Zadłużenie sięga milionów złotych
Jak duże są długi szpitali? Ich dokładnej skali nie zna nikt. Z reporterskiego śledztwa wynika, że tylko Centrum Zdrowia Dziecko w ubiegłym roku pożyczyło od parabanków 40 milionów złotych. Placówki podlegające lubelskiemu urzędowi marszałkowskiemu są zadłużone na w sumie 66 milionów złotych, a w województwie pomorskim na 70 milionów złotych. Stosunkowo niewielka kwota, bo tylko 4 miliony złotych, dotyczy województwa wielkopolskiego, jednak nie ma pewności, czy wspomniane dane są kompletne. Instytucje pożyczkowe nie udzielają takich informacji zasłaniając się tajemnicą bankową, natomiast szpitale nie są skłonne ujawniać wysokości swojego zadłużenia.
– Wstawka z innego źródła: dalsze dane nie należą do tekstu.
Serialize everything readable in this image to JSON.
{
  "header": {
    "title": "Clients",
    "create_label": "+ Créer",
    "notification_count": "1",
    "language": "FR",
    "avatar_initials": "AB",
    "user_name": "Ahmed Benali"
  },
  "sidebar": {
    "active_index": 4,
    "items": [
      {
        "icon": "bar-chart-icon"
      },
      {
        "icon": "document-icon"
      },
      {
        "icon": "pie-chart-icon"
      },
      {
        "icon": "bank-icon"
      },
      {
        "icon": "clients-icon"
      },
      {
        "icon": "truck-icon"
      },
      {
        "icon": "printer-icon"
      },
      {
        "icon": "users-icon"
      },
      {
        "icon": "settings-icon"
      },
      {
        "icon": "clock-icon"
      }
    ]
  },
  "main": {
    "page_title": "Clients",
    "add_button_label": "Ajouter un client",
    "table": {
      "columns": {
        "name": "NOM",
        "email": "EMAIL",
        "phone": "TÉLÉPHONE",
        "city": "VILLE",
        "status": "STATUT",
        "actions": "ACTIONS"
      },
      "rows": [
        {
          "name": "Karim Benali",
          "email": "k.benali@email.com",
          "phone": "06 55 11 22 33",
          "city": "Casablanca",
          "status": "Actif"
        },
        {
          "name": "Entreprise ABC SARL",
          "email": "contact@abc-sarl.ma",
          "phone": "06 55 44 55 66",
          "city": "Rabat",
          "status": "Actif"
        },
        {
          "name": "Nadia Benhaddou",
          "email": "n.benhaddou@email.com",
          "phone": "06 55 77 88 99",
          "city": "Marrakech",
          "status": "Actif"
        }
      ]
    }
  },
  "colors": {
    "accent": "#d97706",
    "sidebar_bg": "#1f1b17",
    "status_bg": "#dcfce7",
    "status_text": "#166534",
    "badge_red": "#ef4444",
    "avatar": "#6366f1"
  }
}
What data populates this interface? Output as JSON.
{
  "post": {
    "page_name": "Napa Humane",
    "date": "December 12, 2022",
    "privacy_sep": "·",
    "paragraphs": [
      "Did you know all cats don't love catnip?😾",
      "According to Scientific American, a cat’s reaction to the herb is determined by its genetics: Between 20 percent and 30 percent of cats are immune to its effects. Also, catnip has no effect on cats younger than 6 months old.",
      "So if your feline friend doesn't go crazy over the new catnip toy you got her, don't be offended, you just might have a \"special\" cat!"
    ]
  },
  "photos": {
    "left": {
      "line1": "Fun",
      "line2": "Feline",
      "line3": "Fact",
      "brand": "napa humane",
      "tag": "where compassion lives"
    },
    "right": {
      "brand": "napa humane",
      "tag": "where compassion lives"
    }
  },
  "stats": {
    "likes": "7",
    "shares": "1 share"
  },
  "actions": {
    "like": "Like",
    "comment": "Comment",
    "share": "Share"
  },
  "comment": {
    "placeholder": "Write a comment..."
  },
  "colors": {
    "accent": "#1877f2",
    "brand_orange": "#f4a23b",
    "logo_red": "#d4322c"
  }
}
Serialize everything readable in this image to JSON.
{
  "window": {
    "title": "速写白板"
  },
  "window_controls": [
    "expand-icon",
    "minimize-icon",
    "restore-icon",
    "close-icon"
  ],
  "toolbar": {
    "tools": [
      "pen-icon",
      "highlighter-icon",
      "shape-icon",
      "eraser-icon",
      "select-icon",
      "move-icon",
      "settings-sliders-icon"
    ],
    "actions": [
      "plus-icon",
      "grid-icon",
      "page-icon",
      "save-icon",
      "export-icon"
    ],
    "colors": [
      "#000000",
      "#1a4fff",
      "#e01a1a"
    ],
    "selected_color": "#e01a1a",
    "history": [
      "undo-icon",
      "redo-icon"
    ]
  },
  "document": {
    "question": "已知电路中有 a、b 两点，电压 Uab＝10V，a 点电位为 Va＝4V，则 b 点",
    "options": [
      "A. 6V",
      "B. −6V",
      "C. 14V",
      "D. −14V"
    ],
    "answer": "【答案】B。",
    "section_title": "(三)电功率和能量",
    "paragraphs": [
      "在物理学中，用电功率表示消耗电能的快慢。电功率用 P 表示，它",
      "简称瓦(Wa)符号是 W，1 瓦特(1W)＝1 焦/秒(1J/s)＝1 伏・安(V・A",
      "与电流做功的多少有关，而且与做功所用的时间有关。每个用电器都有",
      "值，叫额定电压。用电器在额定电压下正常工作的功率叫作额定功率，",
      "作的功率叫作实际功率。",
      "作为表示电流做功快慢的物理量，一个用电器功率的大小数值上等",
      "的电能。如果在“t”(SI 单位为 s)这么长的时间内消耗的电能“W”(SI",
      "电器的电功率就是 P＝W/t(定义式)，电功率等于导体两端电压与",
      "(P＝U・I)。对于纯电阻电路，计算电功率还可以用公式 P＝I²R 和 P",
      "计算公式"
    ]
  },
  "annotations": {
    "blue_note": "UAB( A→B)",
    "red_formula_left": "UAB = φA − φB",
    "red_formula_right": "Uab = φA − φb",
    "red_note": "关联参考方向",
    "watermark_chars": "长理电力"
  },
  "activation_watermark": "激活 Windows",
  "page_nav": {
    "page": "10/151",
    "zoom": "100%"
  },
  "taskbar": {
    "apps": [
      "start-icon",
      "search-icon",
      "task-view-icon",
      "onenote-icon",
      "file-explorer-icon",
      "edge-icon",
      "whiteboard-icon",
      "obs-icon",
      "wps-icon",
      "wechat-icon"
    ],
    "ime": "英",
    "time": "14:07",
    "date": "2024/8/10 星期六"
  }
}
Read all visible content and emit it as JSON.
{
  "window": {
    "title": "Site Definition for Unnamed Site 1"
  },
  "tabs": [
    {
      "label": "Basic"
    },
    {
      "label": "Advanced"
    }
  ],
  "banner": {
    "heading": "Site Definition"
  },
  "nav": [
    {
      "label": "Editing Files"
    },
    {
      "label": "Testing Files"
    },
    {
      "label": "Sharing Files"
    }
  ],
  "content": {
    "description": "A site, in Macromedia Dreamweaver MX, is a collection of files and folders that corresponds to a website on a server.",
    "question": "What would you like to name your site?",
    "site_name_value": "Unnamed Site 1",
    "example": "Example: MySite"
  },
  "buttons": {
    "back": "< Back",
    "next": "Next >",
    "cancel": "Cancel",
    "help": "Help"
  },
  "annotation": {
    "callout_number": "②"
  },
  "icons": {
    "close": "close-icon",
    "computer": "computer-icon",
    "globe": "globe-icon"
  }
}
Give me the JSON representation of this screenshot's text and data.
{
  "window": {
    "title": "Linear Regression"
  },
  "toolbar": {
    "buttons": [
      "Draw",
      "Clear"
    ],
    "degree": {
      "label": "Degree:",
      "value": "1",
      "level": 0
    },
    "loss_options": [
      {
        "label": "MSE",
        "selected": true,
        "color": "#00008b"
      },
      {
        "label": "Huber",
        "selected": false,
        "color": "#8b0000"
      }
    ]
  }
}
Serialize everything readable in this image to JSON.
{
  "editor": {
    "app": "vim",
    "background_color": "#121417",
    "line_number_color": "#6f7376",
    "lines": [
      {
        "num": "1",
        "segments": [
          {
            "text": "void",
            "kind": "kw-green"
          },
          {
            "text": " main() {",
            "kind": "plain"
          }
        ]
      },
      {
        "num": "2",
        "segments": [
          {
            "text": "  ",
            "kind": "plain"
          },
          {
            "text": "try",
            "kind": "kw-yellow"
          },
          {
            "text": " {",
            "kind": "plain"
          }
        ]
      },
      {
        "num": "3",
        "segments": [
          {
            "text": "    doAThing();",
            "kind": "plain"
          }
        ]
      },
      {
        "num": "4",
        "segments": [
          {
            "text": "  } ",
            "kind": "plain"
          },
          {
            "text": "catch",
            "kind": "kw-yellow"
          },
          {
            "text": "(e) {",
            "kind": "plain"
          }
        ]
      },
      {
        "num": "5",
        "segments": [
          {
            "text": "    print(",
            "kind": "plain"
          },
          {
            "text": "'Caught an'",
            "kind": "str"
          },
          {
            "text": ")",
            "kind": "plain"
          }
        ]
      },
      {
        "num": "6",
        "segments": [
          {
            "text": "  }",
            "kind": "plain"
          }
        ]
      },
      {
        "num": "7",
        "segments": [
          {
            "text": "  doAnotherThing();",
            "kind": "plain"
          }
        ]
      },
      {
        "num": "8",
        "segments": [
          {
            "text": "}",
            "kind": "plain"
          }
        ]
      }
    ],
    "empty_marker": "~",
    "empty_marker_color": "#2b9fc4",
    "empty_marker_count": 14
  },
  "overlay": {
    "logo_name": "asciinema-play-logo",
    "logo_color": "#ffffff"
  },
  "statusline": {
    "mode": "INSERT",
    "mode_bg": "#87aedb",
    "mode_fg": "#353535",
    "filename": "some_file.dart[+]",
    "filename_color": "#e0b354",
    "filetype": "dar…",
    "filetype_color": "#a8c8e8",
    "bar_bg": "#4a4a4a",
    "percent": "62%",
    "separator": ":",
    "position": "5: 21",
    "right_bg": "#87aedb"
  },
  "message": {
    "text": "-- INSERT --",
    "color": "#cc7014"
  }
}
Szpital na łasce parabanku
Taka sytuacja sprawia, że parabanki faktycznie przejmują kontrolę nad szpitalem, ponieważ w sytuacji, w której nie jest on w stanie samodzielnie finansować bieżącej działalności, to zadanie spada na firmę. W międzyczasie, jeśli szpital opóźnia się w spłacie, potrzebuje kolejnych środków na spłatę odsetek, które ponownie pożycza z parabanku, ponieważ tylko on jest skłonny udzielić takiego zobowiązania. Jeśli firma chce wywrzeć na szpital większy nacisk, przesyła zobowiązania do komornika, co może skutkować zamrożeniem kont i brakiem pieniędzy na wypłaty dla personelu.
Koronnym przykładem takiego kryzysu jest szpital w Grudziądzu, zadłużony na w sumie pół miliarda złotych. Niewypłacalność spowodowała zaplątanie się w spiralę zadłużenia, skutkująca braniu pożyczek oprocentowanych nawet na 9 proc. W związku z tym w ciągu trzech lat koszty pożyczek i kredytów narosły do 28,7 mln złotych, w tym jedynie odsetki za spóźnienia wyniosły 5 mln złotych.
Dyrektorzy twierdzą, że są w patowej sytuacji – jeśli nie zdobędą pieniędzy w ten czy inny sposób, szpitale nie będą w stanie funkcjonować. Sytuację mogłoby unormować jedynie oddłużenie oraz lepszy system finansowania szpitali.